Simple Living has been a motto for my husband and I since we were dating. In many ways, it sums up a foundational principle we want to live by: valuing all that we have so that we can enjoy all that we have.
There’s so much to enjoy in life: family, friends, good conversations, reading, travel, entrepreneurial ventures, higher education, art with the kids, dinner dates. The problem is that few of us get to enjoy these things fully.
Why? We spend our days running around chasing unimportant details like trying to figure out where to put that special decorative vase we have never used . . . and probably never will.
Living in today’s world, I think there are few who can escape stuff addiction. We’re surrounded by stuff everywhere. Walk into your local department store, and there is, literally, floor to ceiling, wall-to-wall stuff! It’s hard to say no to all the new so we pack our houses with things and never seem to know where our storage space and time have gone!
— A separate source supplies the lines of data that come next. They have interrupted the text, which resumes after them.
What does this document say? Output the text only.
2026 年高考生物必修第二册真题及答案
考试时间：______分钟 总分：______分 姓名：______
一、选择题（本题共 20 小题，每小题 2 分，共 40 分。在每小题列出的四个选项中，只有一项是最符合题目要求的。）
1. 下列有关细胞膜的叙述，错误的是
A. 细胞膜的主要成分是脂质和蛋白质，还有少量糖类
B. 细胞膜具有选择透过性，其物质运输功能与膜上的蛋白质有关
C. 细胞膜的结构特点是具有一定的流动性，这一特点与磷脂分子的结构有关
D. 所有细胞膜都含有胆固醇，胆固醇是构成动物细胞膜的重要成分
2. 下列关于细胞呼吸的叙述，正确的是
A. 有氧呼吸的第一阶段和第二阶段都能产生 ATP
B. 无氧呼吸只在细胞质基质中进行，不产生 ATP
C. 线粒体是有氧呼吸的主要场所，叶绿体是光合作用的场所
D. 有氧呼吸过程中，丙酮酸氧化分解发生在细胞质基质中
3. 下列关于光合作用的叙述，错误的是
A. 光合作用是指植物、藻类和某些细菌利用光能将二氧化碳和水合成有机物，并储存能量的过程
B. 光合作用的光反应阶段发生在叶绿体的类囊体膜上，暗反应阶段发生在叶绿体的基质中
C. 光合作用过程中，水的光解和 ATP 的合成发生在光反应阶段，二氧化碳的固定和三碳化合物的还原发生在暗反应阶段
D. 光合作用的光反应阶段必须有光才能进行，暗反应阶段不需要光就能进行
I’ve never been a hoarder so there’s no inspirational story here. I can say, though, that I am a recovering stuff addict. I used to keep things I just might need someday. I’d pack things away in my closest and drawers. The day I used the saved item rarely came around because I either forgot about it or couldn’t find it when I needed it. Can you identify?
We have so many choices in front of us today that it’s easy to get lost, loose purpose, and expend energy in the wrong direction. Living Simply is all about doing away with the things, commitments, and habits that distract us so we can live fully for Christ in our daily callings.
The purpose of the blog is to chronicle our journey away from stuff and toward freedom by Living Simply and doing it Together. We’re newlyweds with big dreams, and we don’t want distractions getting in the way. With that goal in mind, we actively get rid of what we don’t find useful, beautiful, or truly important to make those dreams happen.
Living Simply Together is about slowing down the going, doing, and buying and increasing intentional living.